I have a function that takes a pandas dataframe with index labels in the form of <int>_<int>
(which basically denotes some size ranges in µm), and columns that hold values for separate samples in those size ranges.
The size ranges are consecutive as in the following example:
df = pd.DataFrame({'A': ['a', 'd', 'g', 'j'], 'B': ['b', 'e', 'h', 'k'], 'C': ['c', 'f', 'i', 'l']}, index = ['0_10', '10_20', '20_30', '30_40'])
A B C
0_10 a b c
10_20 d e f
20_30 g h i
30_40 j k l
Note: for demonstration purpose the values are letter here. The real values are float64 numbers.
Here is the code that I am using so far. The docstring shows you what it is doing. As such it works fine, however, the nested loop and the iterative creation of new rows makes it very slow. For a dataframe with 200 rows and 21 columns it runs for about 2 min.

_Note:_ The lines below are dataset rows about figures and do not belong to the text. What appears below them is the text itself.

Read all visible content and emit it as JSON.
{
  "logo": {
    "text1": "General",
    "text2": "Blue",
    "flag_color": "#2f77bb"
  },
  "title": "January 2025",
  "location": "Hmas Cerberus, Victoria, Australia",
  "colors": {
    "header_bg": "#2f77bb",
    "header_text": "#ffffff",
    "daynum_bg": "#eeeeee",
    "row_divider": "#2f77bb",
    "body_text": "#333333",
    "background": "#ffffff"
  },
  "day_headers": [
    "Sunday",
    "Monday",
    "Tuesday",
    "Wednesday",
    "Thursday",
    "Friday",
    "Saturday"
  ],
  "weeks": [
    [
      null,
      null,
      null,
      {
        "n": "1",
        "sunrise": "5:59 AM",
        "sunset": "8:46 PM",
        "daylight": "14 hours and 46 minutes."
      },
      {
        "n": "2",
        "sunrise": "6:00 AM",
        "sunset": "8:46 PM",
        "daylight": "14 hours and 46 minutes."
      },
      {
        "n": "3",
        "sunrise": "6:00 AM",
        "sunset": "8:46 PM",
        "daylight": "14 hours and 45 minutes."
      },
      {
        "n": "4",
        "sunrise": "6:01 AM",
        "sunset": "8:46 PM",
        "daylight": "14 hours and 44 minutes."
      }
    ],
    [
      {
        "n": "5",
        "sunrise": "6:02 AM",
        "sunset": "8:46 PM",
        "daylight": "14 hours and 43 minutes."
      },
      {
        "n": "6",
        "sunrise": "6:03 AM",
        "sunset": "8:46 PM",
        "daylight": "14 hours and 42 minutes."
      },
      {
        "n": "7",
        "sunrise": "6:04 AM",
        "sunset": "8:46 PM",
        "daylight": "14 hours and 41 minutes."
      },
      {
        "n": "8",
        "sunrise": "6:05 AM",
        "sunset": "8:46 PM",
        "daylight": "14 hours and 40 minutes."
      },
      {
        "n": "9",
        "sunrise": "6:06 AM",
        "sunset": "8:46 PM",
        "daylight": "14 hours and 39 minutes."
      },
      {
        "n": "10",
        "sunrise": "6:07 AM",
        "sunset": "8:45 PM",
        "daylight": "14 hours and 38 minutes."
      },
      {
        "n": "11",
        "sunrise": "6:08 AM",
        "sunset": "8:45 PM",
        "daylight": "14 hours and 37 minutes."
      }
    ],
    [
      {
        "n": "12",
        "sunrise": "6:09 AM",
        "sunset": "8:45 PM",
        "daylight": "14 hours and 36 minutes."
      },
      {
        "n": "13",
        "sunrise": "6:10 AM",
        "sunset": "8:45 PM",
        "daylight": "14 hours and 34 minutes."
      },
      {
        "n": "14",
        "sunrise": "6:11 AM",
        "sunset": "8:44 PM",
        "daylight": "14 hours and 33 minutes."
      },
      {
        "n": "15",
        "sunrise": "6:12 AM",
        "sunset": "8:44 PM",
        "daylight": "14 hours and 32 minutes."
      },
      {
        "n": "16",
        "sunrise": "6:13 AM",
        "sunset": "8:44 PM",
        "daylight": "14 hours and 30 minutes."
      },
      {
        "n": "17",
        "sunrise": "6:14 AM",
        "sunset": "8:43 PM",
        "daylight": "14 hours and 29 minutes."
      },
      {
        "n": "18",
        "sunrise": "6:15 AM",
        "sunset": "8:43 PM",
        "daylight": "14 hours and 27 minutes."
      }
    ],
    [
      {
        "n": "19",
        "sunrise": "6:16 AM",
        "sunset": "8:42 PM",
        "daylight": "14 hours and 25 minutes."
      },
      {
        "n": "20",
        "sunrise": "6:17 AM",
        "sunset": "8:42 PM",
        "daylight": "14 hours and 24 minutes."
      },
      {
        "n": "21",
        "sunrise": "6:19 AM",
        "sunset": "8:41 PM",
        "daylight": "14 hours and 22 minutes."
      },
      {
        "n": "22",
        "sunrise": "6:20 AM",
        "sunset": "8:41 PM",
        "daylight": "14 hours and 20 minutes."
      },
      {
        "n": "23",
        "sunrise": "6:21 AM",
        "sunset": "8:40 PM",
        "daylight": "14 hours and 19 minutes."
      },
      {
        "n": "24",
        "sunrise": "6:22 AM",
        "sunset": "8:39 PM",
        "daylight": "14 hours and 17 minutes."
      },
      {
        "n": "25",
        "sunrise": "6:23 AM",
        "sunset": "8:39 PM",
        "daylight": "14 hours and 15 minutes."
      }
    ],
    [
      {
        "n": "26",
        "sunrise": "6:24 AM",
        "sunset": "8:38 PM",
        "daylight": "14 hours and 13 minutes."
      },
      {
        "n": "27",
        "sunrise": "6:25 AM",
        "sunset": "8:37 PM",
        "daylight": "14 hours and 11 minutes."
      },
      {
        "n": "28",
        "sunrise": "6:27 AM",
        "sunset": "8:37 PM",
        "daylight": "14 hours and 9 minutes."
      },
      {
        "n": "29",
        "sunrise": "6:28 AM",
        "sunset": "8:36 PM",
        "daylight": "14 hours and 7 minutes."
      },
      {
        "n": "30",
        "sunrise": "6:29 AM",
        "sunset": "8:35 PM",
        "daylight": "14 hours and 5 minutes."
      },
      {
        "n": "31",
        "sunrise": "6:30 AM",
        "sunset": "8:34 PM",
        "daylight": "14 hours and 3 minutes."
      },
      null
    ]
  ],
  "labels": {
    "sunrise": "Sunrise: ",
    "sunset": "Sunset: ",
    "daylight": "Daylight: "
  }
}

def combination_sums(df): # TODO: speed up
"""
Append new rows to a DF, where each new row is a column-wise sum of an original row
and any possible combination of consecutively following rows. The input DF must have
an index according to the scheme below.
Example:
INPUT DF OUTPUT DF
A B C A B C
0_10 a b c 0_10 a b c
10_20 d e f --> 10_20 d e f
20_30 g h i 20_30 g h i
30_40 j k l 30_40 j k l
0_20 a+d b+e c+f
0_30 a+d+g b+e+h c+f+i
0_40 a+d+g+j b+e+h+k c+f+i+l
10_30 d+g e+h f+i
10_40 d+g+j e+h+k f+i+l
20_40 g+j h+k i+l
"""
ol = len(df) # original length
for i in range(ol):
for j in range(i+1,ol):
new_row_name = df.index[i].split('_')[0] + '_' + df.index[j].split('_')[1] # creates a string for the row index from the first and the last rows in the sum
df.loc[new_row_name] = df.iloc[i:j].sum()
return df
I am wondering what could be a better way to make it more efficient. I.e. using intermediate conversion to a numpy
array and doing it in a vectorised operation. From somewhat similar posts (e.g. here), I thought there could be a way with numpy
mgrid
or ogrid
, however, it was not similar enough for me to adapt it to what I want to achieve.